The authority would have “exclusive jurisdiction, responsibility and power to coordinate the efforts of all applicable state and local government entities, property owners and other private parties and other stakeholders” to develop a business plan for the land, which would include an inland port and a foreign trade zone. The board would be empowered to hear and decide appeals and requests related to certain land-use actions. Except for those appeals, the authority would not have powers “relating to the regulation of land uses” on the property.

The board would consist of nine voting members and one nonvoting member. Members would include two appointed by the governor, including one from the Governor’s Office of Economic Development; one each appointed by the House and Senate; two appointed by the Salt Lake City mayor, including one from the Salt Lake Airport Authority; one appointed by the Salt Lake City Council; one appointed by the Salt Lake County mayor; and one appointed by the chair of the Permanent Community Impact Fund Board from the board’s membership.

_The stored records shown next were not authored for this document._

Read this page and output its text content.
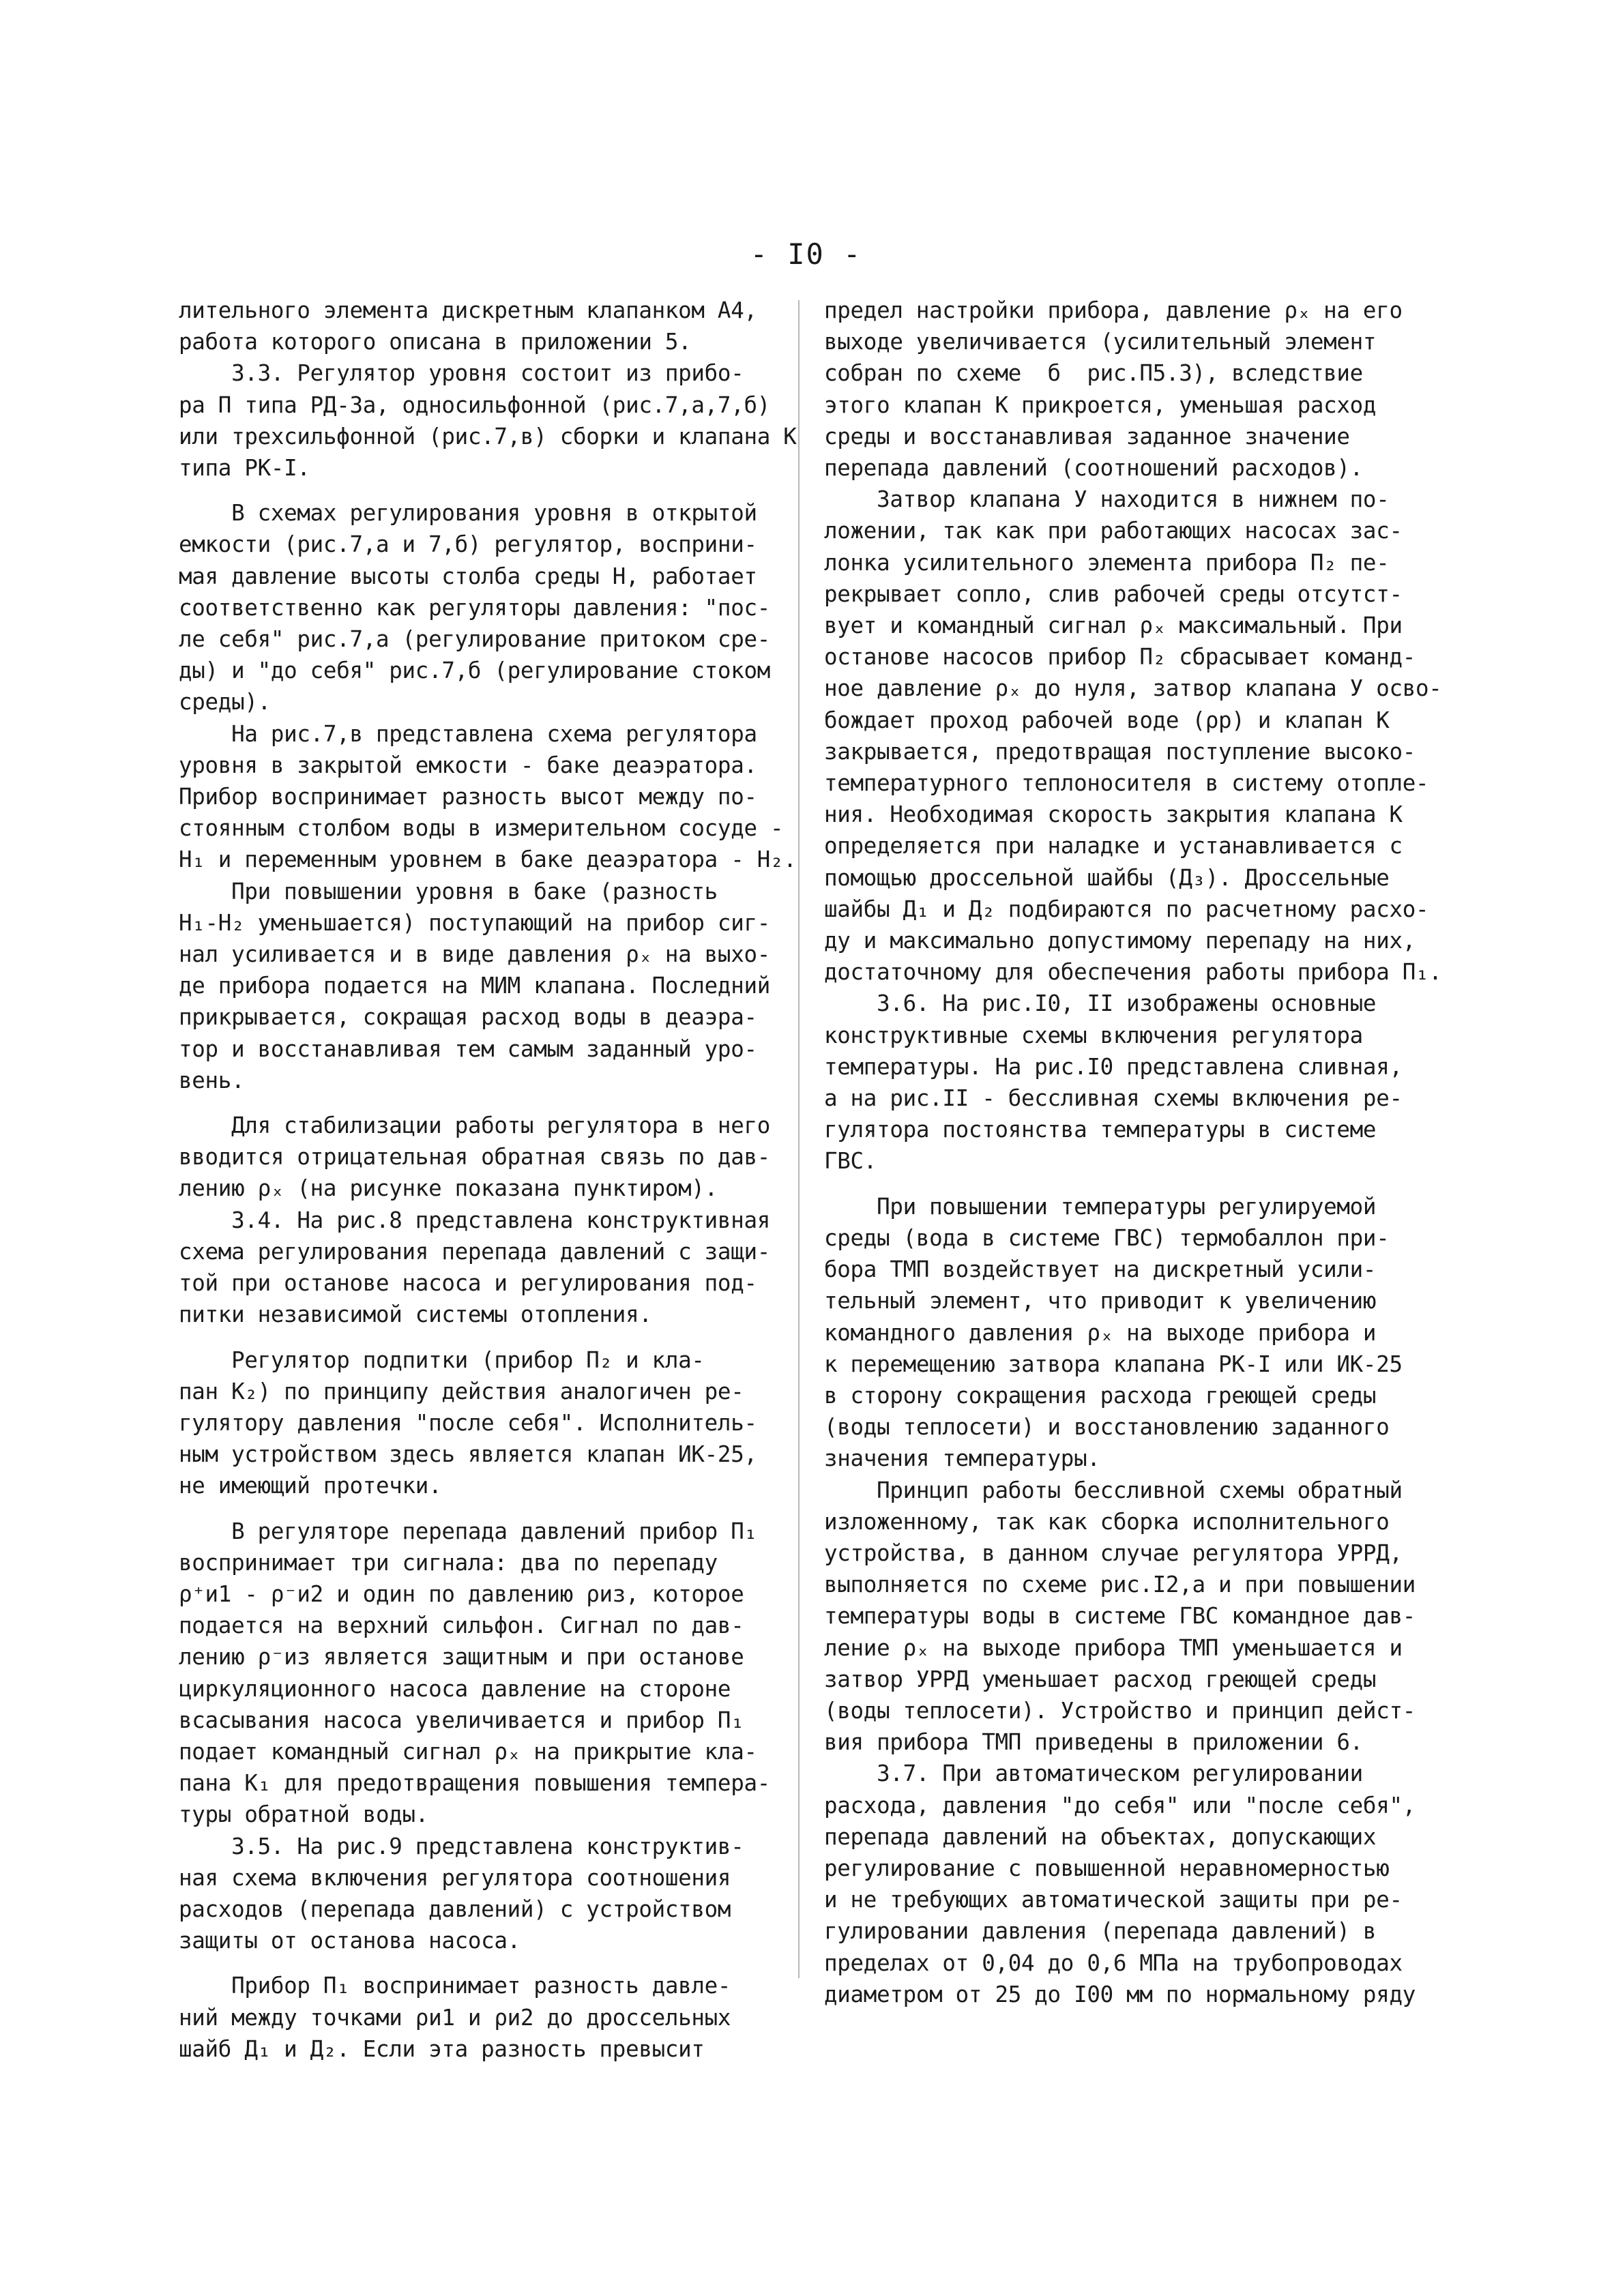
- I0 -

лительного элемента дискретным клапанком А4,

работа которого описана в приложении 5.

3.3. Регулятор уровня состоит из прибо-

ра П типа РД-3а, односильфонной (рис.7,а,7,б)

или трехсильфонной (рис.7,в) сборки и клапана К

типа РК-I.

В схемах регулирования уровня в открытой

емкости (рис.7,а и 7,б) регулятор, восприни-

мая давление высоты столба среды Н, работает

соответственно как регуляторы давления: "пос-

ле себя" рис.7,а (регулирование притоком сре-

ды) и "до себя" рис.7,б (регулирование стоком

среды).

На рис.7,в представлена схема регулятора

уровня в закрытой емкости - баке деаэратора.

Прибор воспринимает разность высот между по-

стоянным столбом воды в измерительном сосуде -

Н₁ и переменным уровнем в баке деаэратора - Н₂.

При повышении уровня в баке (разность

Н₁-Н₂ уменьшается) поступающий на прибор сиг-

нал усиливается и в виде давления ρₓ на выхо-

де прибора подается на МИМ клапана. Последний

прикрывается, сокращая расход воды в деаэра-

тор и восстанавливая тем самым заданный уро-

вень.

Для стабилизации работы регулятора в него

вводится отрицательная обратная связь по дав-

лению ρₓ (на рисунке показана пунктиром).

3.4. На рис.8 представлена конструктивная

схема регулирования перепада давлений с защи-

той при останове насоса и регулирования под-

питки независимой системы отопления.

Регулятор подпитки (прибор П₂ и кла-

пан К₂) по принципу действия аналогичен ре-

гулятору давления "после себя". Исполнитель-

ным устройством здесь является клапан ИК-25,

не имеющий протечки.

В регуляторе перепада давлений прибор П₁

воспринимает три сигнала: два по перепаду

ρ⁺и1 - ρ⁻и2 и один по давлению ρиз, которое

подается на верхний сильфон. Сигнал по дав-

лению ρ⁻из является защитным и при останове

циркуляционного насоса давление на стороне

всасывания насоса увеличивается и прибор П₁

подает командный сигнал ρₓ на прикрытие кла-

пана К₁ для предотвращения повышения темпера-

туры обратной воды.

3.5. На рис.9 представлена конструктив-

ная схема включения регулятора соотношения

расходов (перепада давлений) с устройством

защиты от останова насоса.

Прибор П₁ воспринимает разность давле-

ний между точками ρи1 и ρи2 до дроссельных

шайб Д₁ и Д₂. Если эта разность превысит

предел настройки прибора, давление ρₓ на его

выходе увеличивается (усилительный элемент

собран по схеме  б  рис.П5.3), вследствие

этого клапан К прикроется, уменьшая расход

среды и восстанавливая заданное значение

перепада давлений (соотношений расходов).

Затвор клапана У находится в нижнем по-

ложении, так как при работающих насосах зас-

лонка усилительного элемента прибора П₂ пе-

рекрывает сопло, слив рабочей среды отсутст-

вует и командный сигнал ρₓ максимальный. При

останове насосов прибор П₂ сбрасывает команд-

ное давление ρₓ до нуля, затвор клапана У осво-

бождает проход рабочей воде (ρр) и клапан К

закрывается, предотвращая поступление высоко-

температурного теплоносителя в систему отопле-

ния. Необходимая скорость закрытия клапана К

определяется при наладке и устанавливается с

помощью дроссельной шайбы (Д₃). Дроссельные

шайбы Д₁ и Д₂ подбираются по расчетному расхо-

ду и максимально допустимому перепаду на них,

достаточному для обеспечения работы прибора П₁.

3.6. На рис.I0, II изображены основные

конструктивные схемы включения регулятора

температуры. На рис.I0 представлена сливная,

а на рис.II - бессливная схемы включения ре-

гулятора постоянства температуры в системе

ГВС.

При повышении температуры регулируемой

среды (вода в системе ГВС) термобаллон при-

бора ТМП воздействует на дискретный усили-

тельный элемент, что приводит к увеличению

командного давления ρₓ на выходе прибора и

к перемещению затвора клапана РК-I или ИК-25

в сторону сокращения расхода греющей среды

(воды теплосети) и восстановлению заданного

значения температуры.

Принцип работы бессливной схемы обратный

изложенному, так как сборка исполнительного

устройства, в данном случае регулятора УРРД,

выполняется по схеме рис.I2,а и при повышении

температуры воды в системе ГВС командное дав-

ление ρₓ на выходе прибора ТМП уменьшается и

затвор УРРД уменьшает расход греющей среды

(воды теплосети). Устройство и принцип дейст-

вия прибора ТМП приведены в приложении 6.

3.7. При автоматическом регулировании

расхода, давления "до себя" или "после себя",

перепада давлений на объектах, допускающих

регулирование с повышенной неравномерностью

и не требующих автоматической защиты при ре-

гулировании давления (перепада давлений) в

пределах от 0,04 до 0,6 МПа на трубопроводах

диаметром от 25 до I00 мм по нормальному ряду
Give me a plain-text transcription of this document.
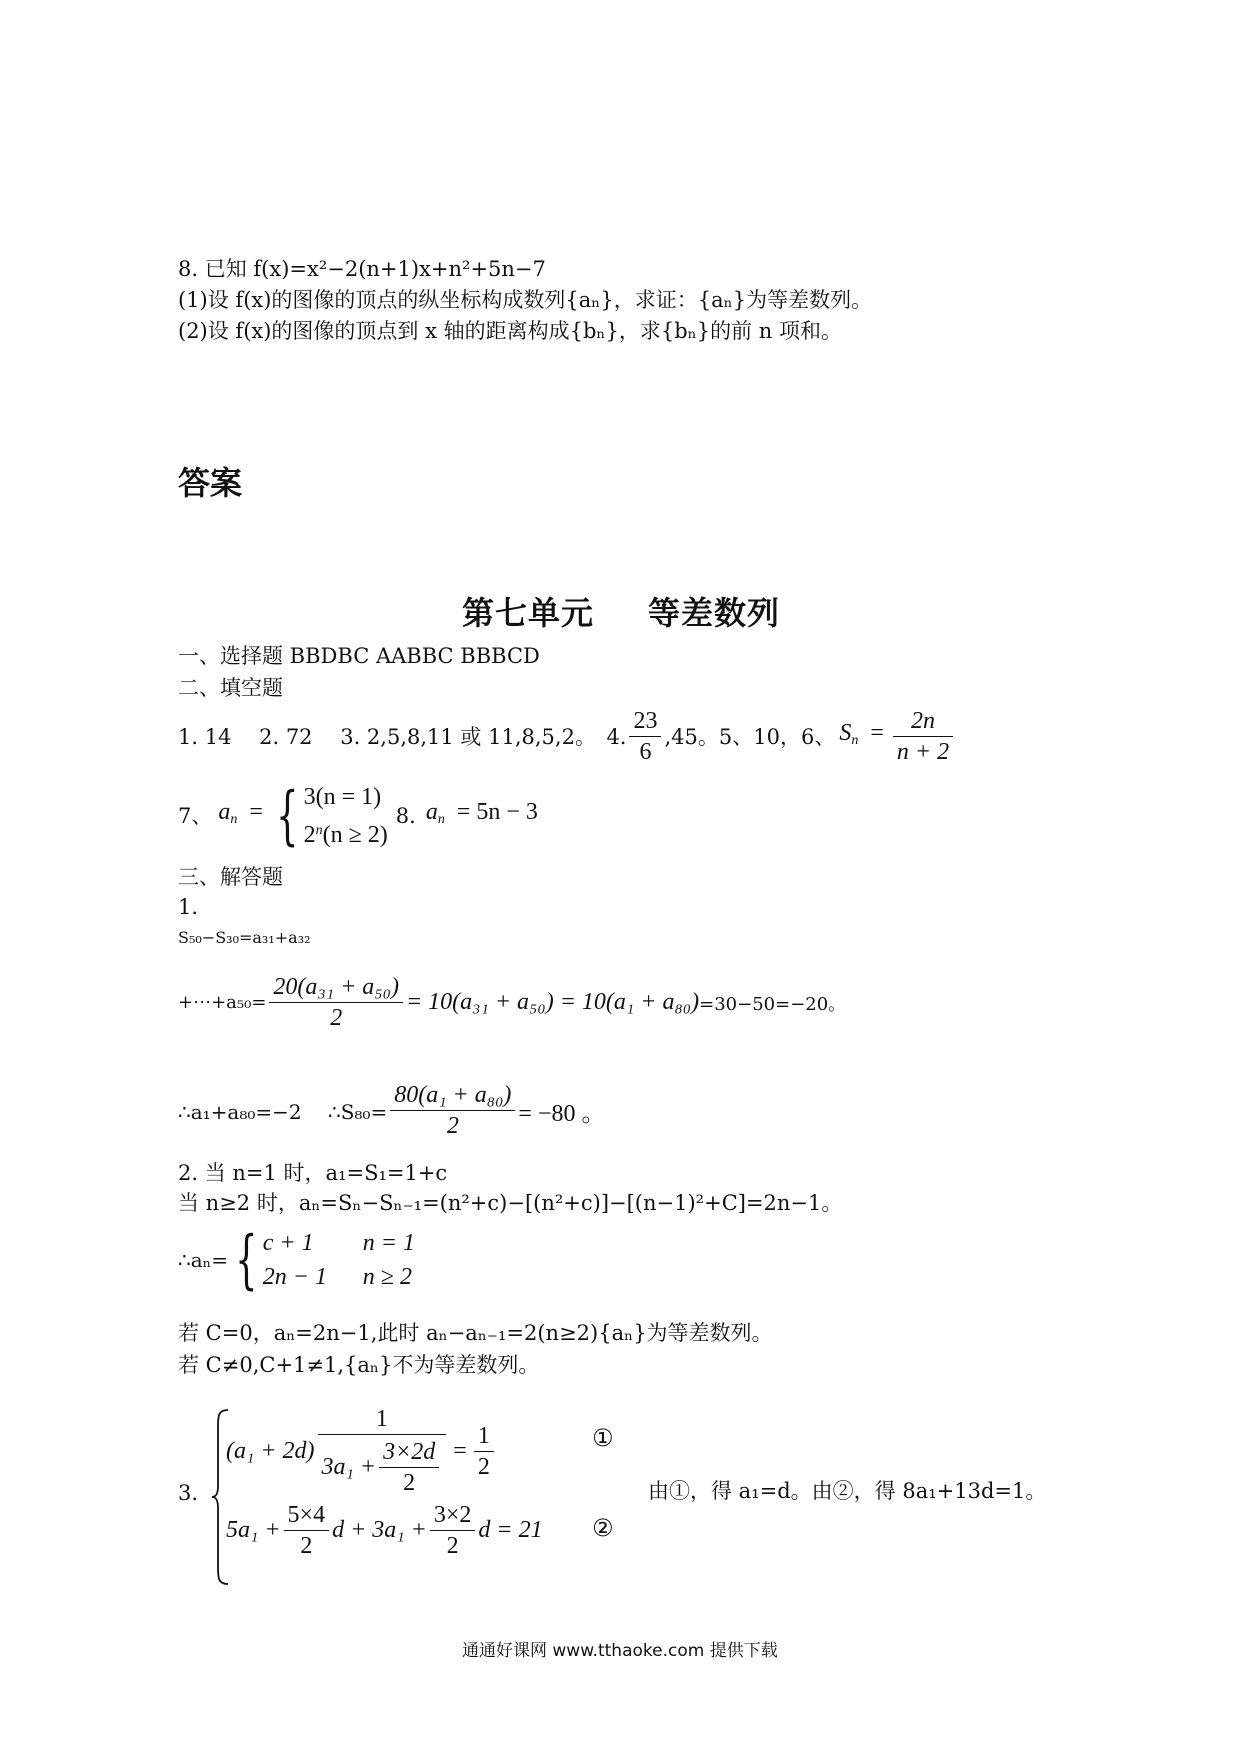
8. 已知 f(x)=x²−2(n+1)x+n²+5n−7
(1)设 f(x)的图像的顶点的纵坐标构成数列{aₙ}，求证：{aₙ}为等差数列。
(2)设 f(x)的图像的顶点到 x 轴的距离构成{bₙ}，求{bₙ}的前 n 项和。
答案
第七单元 等差数列
一、选择题 BBDBC AABBC BBBCD
二、填空题
1. 14　 2. 72　 3. 2,5,8,11 或 11,8,5,2。　4. $\frac{23}{6} ,45$。5、10，6、 $S_n = \frac{2n}{n + 2}$
7、 $a_n$ = { 3(n = 1)
$2^n(n \ge 2)$
8. $a_n = 5n - 3$
三、解答题
1.
S₅₀−S₃₀=a₃₁+a₃₂
+⋯+a₅₀= $\frac{\text{20(a₃₁ + a₅₀)}}{2} = 10(a_{31} + a_{50}) = 10(a_1 + a_{80}) =30-50=-20$。
∴a₁+a₈₀=−2　 ∴S₈₀= $\frac{\text{80(a₁ + a₈₀)}}{2} = -80$ 。
2. 当 n=1 时，a₁=S₁=1+c
当 n≥2 时，aₙ=Sₙ−Sₙ₋₁=(n²+c)−[(n²+c)]−[(n−1)²+C]=2n−1。
∴aₙ= { c + 1 n = 1
2n − 1 n ≥ 2
若 C=0，aₙ=2n−1,此时 aₙ−aₙ₋₁=2(n≥2){aₙ}为等差数列。
若 C≠0,C+1≠1,{aₙ}不为等差数列。
3.
$(a_1 + 2d) \frac{1}{3a_1 + \frac{3\times 2d}{2}} = \frac{1}{2}$	①
$5a_1 + \frac{5\times 4}{2}$ $d + 3a_1 + \frac{3\times 2}{2}$ d = 21 ②
由①，得 a₁=d。由②，得 8a₁+13d=1。
通通好课网 www.tthaoke.com 提供下载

Salt Lake County’s economic development director would be a nonvoting member.

After the bill was posted, Biskupski voiced her opposition to it, and a previously planned discussion in a legislative committee was postponed.

The land specified in the bill has the same boundary on the west and south as does the city’s Northwest Quadrant Master Plan Area, an eastern boundary of Interstate 215, and extending to the city’s northern boundary, excluding the Salt Lake City International Airport.